Heitaro, chegando em casa, contou o que sucedia à esposa.

“Pequenina, eles estão prestes a cortar nosso querido salgueiro! Antes de casarnos, eu não poderia suportar essa idéia, mas agora, tendo você, quem sabe um dia não superarei essa perda.”

Nessa noite Heitaro foi despertado por um grito agudo.

“Heitaro”, disse sua esposa, “está ficando escuro! O quarto está cheio de rumores. Heitaro, você está aí? Ouça! Eles estão abatendo o salgueiro. Veja como sua sombra treme à luz da lua. Eu sou a alma do salgueiro! Os aldeões estão me matando, me cortando, me fazendo em pedaços! Querido Heitaro, como dói, como dói!”

“Salgueiro, minha esposa adorada, minha esposa salgueiro””, soluçava Heitaro.

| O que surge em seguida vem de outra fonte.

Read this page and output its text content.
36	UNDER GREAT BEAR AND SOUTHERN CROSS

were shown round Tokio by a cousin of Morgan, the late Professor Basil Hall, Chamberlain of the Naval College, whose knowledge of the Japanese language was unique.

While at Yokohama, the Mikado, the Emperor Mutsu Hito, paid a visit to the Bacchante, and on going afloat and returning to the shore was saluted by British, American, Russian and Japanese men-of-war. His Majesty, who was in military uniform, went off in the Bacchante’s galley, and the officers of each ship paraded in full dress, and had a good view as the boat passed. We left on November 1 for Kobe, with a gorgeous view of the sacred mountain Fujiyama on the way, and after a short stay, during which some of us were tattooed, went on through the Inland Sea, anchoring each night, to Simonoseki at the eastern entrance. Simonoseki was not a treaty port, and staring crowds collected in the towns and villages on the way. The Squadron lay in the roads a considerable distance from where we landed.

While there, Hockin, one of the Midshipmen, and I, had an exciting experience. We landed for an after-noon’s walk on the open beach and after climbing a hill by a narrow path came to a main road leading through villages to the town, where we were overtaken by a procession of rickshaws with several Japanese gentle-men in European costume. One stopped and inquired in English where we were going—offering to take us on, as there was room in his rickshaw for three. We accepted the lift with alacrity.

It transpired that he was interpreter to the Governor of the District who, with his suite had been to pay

“Esposo”, disse Higo, num fio de voz, com seu rosto agonizante bem junto ao dele, “eu estou partindo. Porém, um amor como o nosso não morre aos golpes dos machados, por mais fortes que sejam. Esperarei por Chiyodo e por você! Meu corpo está se quebrando! Meus cabelos estão se espalhando por todos os lados!”

Ouviu-se, vindo de fora, um tremendo estrondo. O grande salgueiro jazia por terra. A esposa salgueiro acabava de morrer!

 


Mitos e lendas japonesas

 

O salgueiro

Na China era símbolo da imortalidade porque cresce ainda que seja plantada ao contrário. Ainda hoje, na China, decoram-se as portas das casas com folhas de salgueiro, durante o solstício de verão. Para alcançar a imortalidade os ataúdes cobriam-se de folhas de salgueiro. Ainda hoje, nas cerimônias fúnebres, o ataúde vai acompanhado de um ramo de salgueiro com bandeirinhas penduradas. Chama-se Lieu-tsing, ou bandeira de salgueiro.

No Japão o salgueiro também apresenta a mesma simbologia e aparece em inúmeras pinturas.

Nessa lenda japonesa o salgueiro representa o amor eterno, a ligação espiritual que prossegue mesmo depois da morte.